Black tie bonanza

This has been a very strange week. I moved out of my flat and into what is essentially a hotel room–bed, desk and a tiny en suite bathroom, but no kitchen. I have thus been dining out, but in several very different forms. First of all, I am interested to note that the silverware at Pizza Express is also by Robert Welch–I was there a few nights ago for a quite bite and realized the forks looked remarkably familiar. I had no idea how popular he was when I bought my new table settings!

The odder part of the week, though, was the convergence of two black-tie dinners in less than a week’s time–last Saturday night and last night (Friday). I never went to black tie dinners in the states, and this is actually not the first time since moving to the UK that I’ve done two in one week. I have an entire section of my wardrobe devoted to clothes-that-I-never-would-have-owned-in-the-US, mostly ankle-length skirts and dresses. The winter ones are my favorite, actually, because I can wear velvet. Green velvet last Saturday, and deep garnet red velvet last night. Very festive. As usual, though, the vegetarian entree was underwhelming. This is something that really dominates my work functions, the fact that there is such poor veggie food. I don’t really understand what’s so difficult about realizing that replacing meat and gravy with a pile of vegetables and tomato sauce is not actually nutritionally equivalent–unless the vegetables are legumes (they never are) there is no protein in this combination! And as a long time vegetarian/now-pescetarian, I cringe whenever I see tomato sauce on my plate. I’m just tired of it, could live quite happily without ever seeing it again!

And now back to work. This week has been all about trying to finish a huge project of nearly two years’ duration, so I can not worry about it over Christmas. Wish me luck!

4 responses to “Black tie bonanza

  1. Could you invent some allergies, and then your dish would have to be hand-cooked, and might be more interesting?

  2. OOh that’s a good idea, if I say I’m allergic to tomatoes, for instance…

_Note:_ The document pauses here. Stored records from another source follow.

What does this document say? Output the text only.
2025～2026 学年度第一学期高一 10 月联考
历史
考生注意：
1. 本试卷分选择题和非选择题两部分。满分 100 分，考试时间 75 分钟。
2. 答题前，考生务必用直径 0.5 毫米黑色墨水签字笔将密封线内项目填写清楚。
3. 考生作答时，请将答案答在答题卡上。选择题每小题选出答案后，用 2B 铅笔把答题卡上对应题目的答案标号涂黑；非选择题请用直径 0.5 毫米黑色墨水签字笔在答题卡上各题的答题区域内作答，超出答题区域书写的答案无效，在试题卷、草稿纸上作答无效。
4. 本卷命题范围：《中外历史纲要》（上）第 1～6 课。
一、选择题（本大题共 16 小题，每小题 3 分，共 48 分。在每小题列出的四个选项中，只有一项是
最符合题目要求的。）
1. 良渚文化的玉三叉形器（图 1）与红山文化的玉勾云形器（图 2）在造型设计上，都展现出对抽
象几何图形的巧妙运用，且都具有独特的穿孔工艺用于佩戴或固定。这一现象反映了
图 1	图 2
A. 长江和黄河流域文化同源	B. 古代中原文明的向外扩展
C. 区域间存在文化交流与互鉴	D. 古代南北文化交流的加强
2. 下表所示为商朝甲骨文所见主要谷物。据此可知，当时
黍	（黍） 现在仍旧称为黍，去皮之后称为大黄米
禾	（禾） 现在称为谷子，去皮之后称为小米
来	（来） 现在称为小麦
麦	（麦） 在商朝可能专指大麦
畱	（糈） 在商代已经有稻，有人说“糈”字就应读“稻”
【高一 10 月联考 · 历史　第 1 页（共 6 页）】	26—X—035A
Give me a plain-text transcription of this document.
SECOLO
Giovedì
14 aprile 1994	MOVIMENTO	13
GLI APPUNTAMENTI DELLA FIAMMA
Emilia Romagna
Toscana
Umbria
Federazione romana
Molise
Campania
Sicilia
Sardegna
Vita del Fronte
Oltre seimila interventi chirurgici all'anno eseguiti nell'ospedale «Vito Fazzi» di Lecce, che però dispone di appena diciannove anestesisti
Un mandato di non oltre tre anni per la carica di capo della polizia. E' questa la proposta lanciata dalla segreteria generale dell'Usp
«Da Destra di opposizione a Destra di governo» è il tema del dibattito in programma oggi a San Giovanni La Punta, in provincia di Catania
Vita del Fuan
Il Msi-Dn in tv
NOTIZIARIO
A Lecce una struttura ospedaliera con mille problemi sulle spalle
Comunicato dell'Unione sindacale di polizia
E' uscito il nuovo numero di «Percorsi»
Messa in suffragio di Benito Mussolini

  3. I totally share your frustration as a vegetarian living abroad. I am from the States but have been living in Argentina, the land of great steak, for three years. Dinner here typically consists literally of bread and meat, and vegetarian options often come with ham (apparently, if it doesn’t come from a cow, it’s not meat). I never realized the impact that food can have on the quality of your life until I moved abroad. And I’ll never understand the Argentine aversion to sauces and spices. It’s always nice to share stories, experiences, and insights with other expats! (If you’re interested, check out my blog –

  4. i blame my five years of vegetarianism for my now extreme hatred of all cooked tomatoes and all tomato-themed meals.